Z tekstu nauczyciela Thomasa, pisanego przed wiekiem, a także ze starych map można założyć, że położenie dawnego zamku, a co za tym – dzisiejszych ruin starego grodziska wyglądało nieco inaczej. Jak pisze Thomas – od północy zamek od wsi Kolno oddzielała jedynie fosa z mostem. Jak łatwo się domyślić dawniej rzeka Stobrawa płynąc starym korytem otaczała zamek od zachodu czyli zamek znajdował się na jej prawym brzegu, zaś rzeka Budkowiczanka (dawniej Siegwiżdź) wraz z wykopanym w końcu XVIII w. sztucznym Kanałem Popielowskim zwanym też Żydówką, jak pokazują stare mapy, wpadała do Stobrawy na wysokości wsi Stobrawa. Dopiero później przekopano nowe koryto Stobrawy, które tak jak dawna fosa oddzieliło wieś od ruin zamku, zaś ujście Budkowiczanki, do której wcześniej wpływały Brynica i Żydówka skierowano do rzeki Stobrawy o niecałe dwa km wcześniej tj. na wysokości Starych Kolni. Stąd dzisiejsze położenie ruin starego zamku w widłach obu tych rzek.

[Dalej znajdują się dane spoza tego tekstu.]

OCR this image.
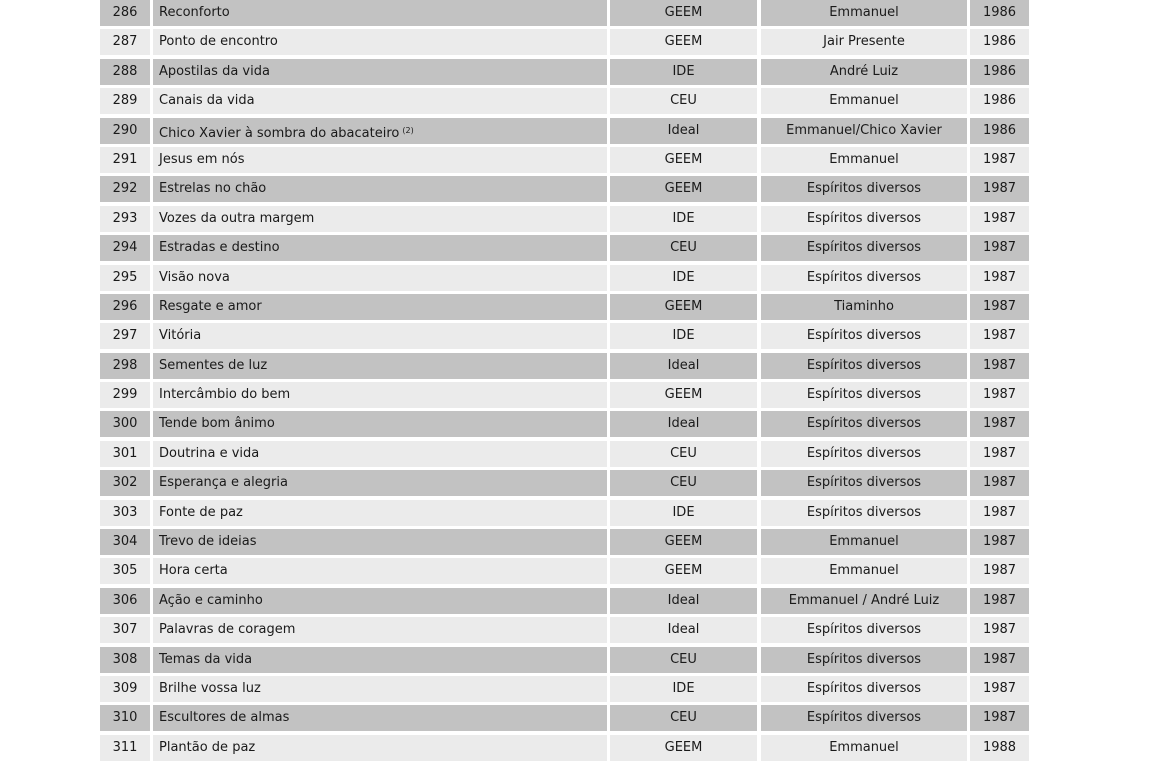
286	Reconforto	GEEM	Emmanuel	1986
287	Ponto de encontro	GEEM	Jair Presente	1986
288	Apostilas da vida	IDE	André Luiz	1986
289	Canais da vida	CEU	Emmanuel	1986
290	Chico Xavier à sombra do abacateiro $^{(2)}$	Ideal	Emmanuel/Chico Xavier	1986
291	Jesus em nós	GEEM	Emmanuel	1987
292	Estrelas no chão	GEEM	Espíritos diversos	1987
293	Vozes da outra margem	IDE	Espíritos diversos	1987
294	Estradas e destino	CEU	Espíritos diversos	1987
295	Visão nova	IDE	Espíritos diversos	1987
296	Resgate e amor	GEEM	Tiaminho	1987
297	Vitória	IDE	Espíritos diversos	1987
298	Sementes de luz	Ideal	Espíritos diversos	1987
299	Intercâmbio do bem	GEEM	Espíritos diversos	1987
300	Tende bom ânimo	Ideal	Espíritos diversos	1987
301	Doutrina e vida	CEU	Espíritos diversos	1987
302	Esperança e alegria	CEU	Espíritos diversos	1987
303	Fonte de paz	IDE	Espíritos diversos	1987
304	Trevo de ideias	GEEM	Emmanuel	1987
305	Hora certa	GEEM	Emmanuel	1987
306	Ação e caminho	Ideal	Emmanuel / André Luiz	1987
307	Palavras de coragem	Ideal	Espíritos diversos	1987
308	Temas da vida	CEU	Espíritos diversos	1987
309	Brilhe vossa luz	IDE	Espíritos diversos	1987
310	Escultores de almas	CEU	Espíritos diversos	1987
311	Plantão de paz	GEEM	Emmanuel	1988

Informacja o podziemnych przejściach łączących zamek obronny w Kolniach z zamkiem w Karłowicach i z grodziskiem Lichten (Zawadno) po drugiej stronie Odry brzmi jak legenda. Tunel taki w linii prostej do Karłowic miałby około 5 km, zaś do grodziska Zawadno mierzyłby około 3 km i jak się wydaje musiałby być przekopany pod rzeką Odrą. Chociaż przyglądając się na starych mapach, starym korytom Odry można wysnuć przypuszczenie, iż przed wiekami grodzisko Zawadno mogło się znajdować na prawym brzegu Odry. Należałoby też przyjąć, że nawet gdyby takie tunele kiedyś przekopano, to przy tak często występujących tu powodziach, z pewnością zostały już dawno zniszczone.